The proposed changes are the result of joint meetings with Lancaster County officials first held in March that discussed everything from setback requirements and noise levels to health concerns.
“We’re looking at setbacks, how to deal with decibel levels, we’re looking at how to deal with currently platted subdivisions, the decommissioning process and single energy systems,” Bauman said. “Those are the things we’re looking at and we discussed cleaning up some of the proposals we would have at public meetings in September.”
The joint discussions were prompted by Volkswind USA after the company announced plans last September for a wind farm that would be primarily in Lancaster County, though it would also occupy around 4,000 acres in Gage County.
Officials with Volkswind have expressed concern that more strict requirements for where turbines can be placed would be detrimental, and may prohibit the project from getting off the ground.

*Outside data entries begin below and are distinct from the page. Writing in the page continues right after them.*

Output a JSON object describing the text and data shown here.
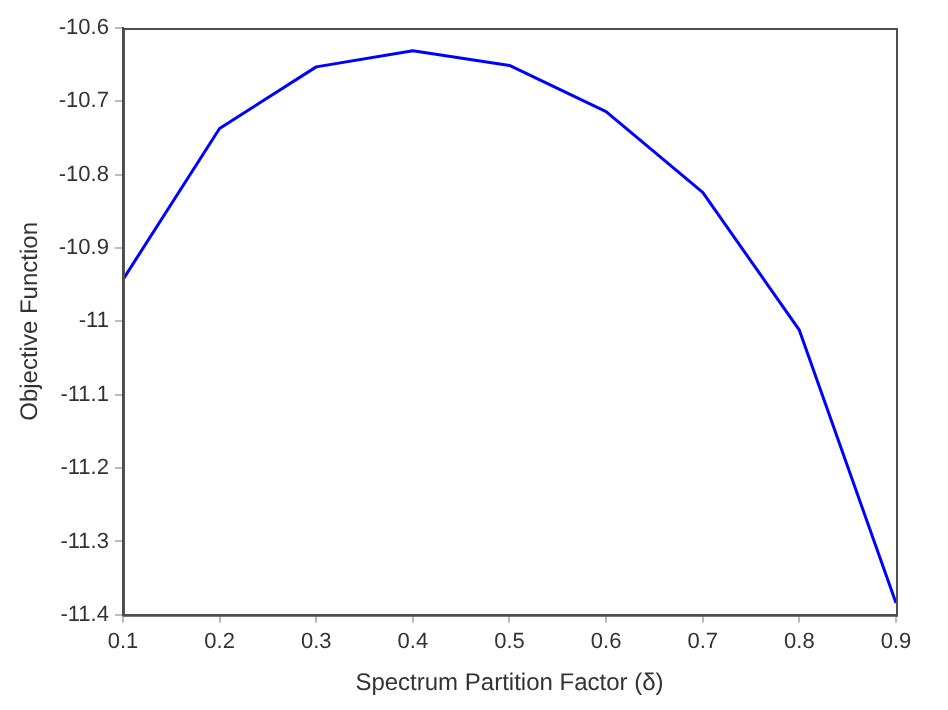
{
  "chart_data": {
    "type": "line",
    "xlabel": "Spectrum Partition Factor (δ)",
    "ylabel": "Objective Function",
    "x": [
      0.1,
      0.2,
      0.3,
      0.4,
      0.5,
      0.6,
      0.7,
      0.8,
      0.9
    ],
    "series": [
      {
        "color": "#0000ff",
        "values": [
          -10.943,
          -10.737,
          -10.653,
          -10.631,
          -10.651,
          -10.714,
          -10.824,
          -11.012,
          -11.384
        ]
      }
    ],
    "xlim": [
      0.1,
      0.9
    ],
    "xticks": [
      0.1,
      0.2,
      0.3,
      0.4,
      0.5,
      0.6,
      0.7,
      0.8,
      0.9
    ],
    "ylim": [
      -11.4,
      -10.6
    ],
    "yticks": [
      -11.4,
      -11.3,
      -11.2,
      -11.1,
      -11,
      -10.9,
      -10.8,
      -10.7,
      -10.6
    ],
    "grid": false,
    "legend": false,
    "marker": "none",
    "line_style": "solid"
  }
}
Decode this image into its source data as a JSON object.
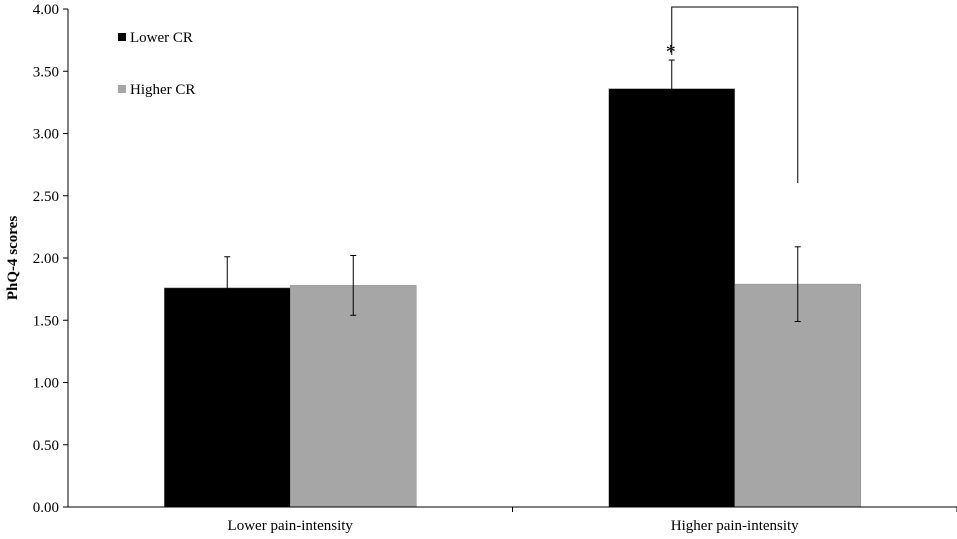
{
  "chart_data": {
    "type": "bar",
    "categories": [
      "Lower pain-intensity",
      "Higher pain-intensity"
    ],
    "series": [
      {
        "name": "Lower CR",
        "values": [
          1.76,
          3.36
        ],
        "error": [
          0.25,
          0.23
        ],
        "color": "#000000"
      },
      {
        "name": "Higher CR",
        "values": [
          1.78,
          1.79
        ],
        "error": [
          0.24,
          0.3
        ],
        "color": "#a6a6a6"
      }
    ],
    "ylabel": "PhQ-4 scores",
    "ylim": [
      0,
      4
    ],
    "yticks": [
      "0.00",
      "0.50",
      "1.00",
      "1.50",
      "2.00",
      "2.50",
      "3.00",
      "3.50",
      "4.00"
    ],
    "legend_position": "top-left",
    "grid": false,
    "annotation": {
      "text": "*",
      "category_index": 1
    }
  }
}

While officials from Gage and Lancaster counties have merged efforts, Bauman reminded the board their conclusions will likely differ.
“Our regulations are not intended to mirror Lancaster County’s,” he said. “Population differences, land use differences and population density issues are different. I think just because we were in the same meeting initially I think there was an implication that we were going to mirror those. I don’t think that’s the intent.”
County Board members previously said setback requirements currently state the base of a wind turbine must be at least 1,250 feet from the nearest corner of a nonparticipating residence.
The board has previously discussed doubling the setback requirement to 2,500 feet.
Gage County’s wind turbine regulations haven’t changed since they were set in 2010.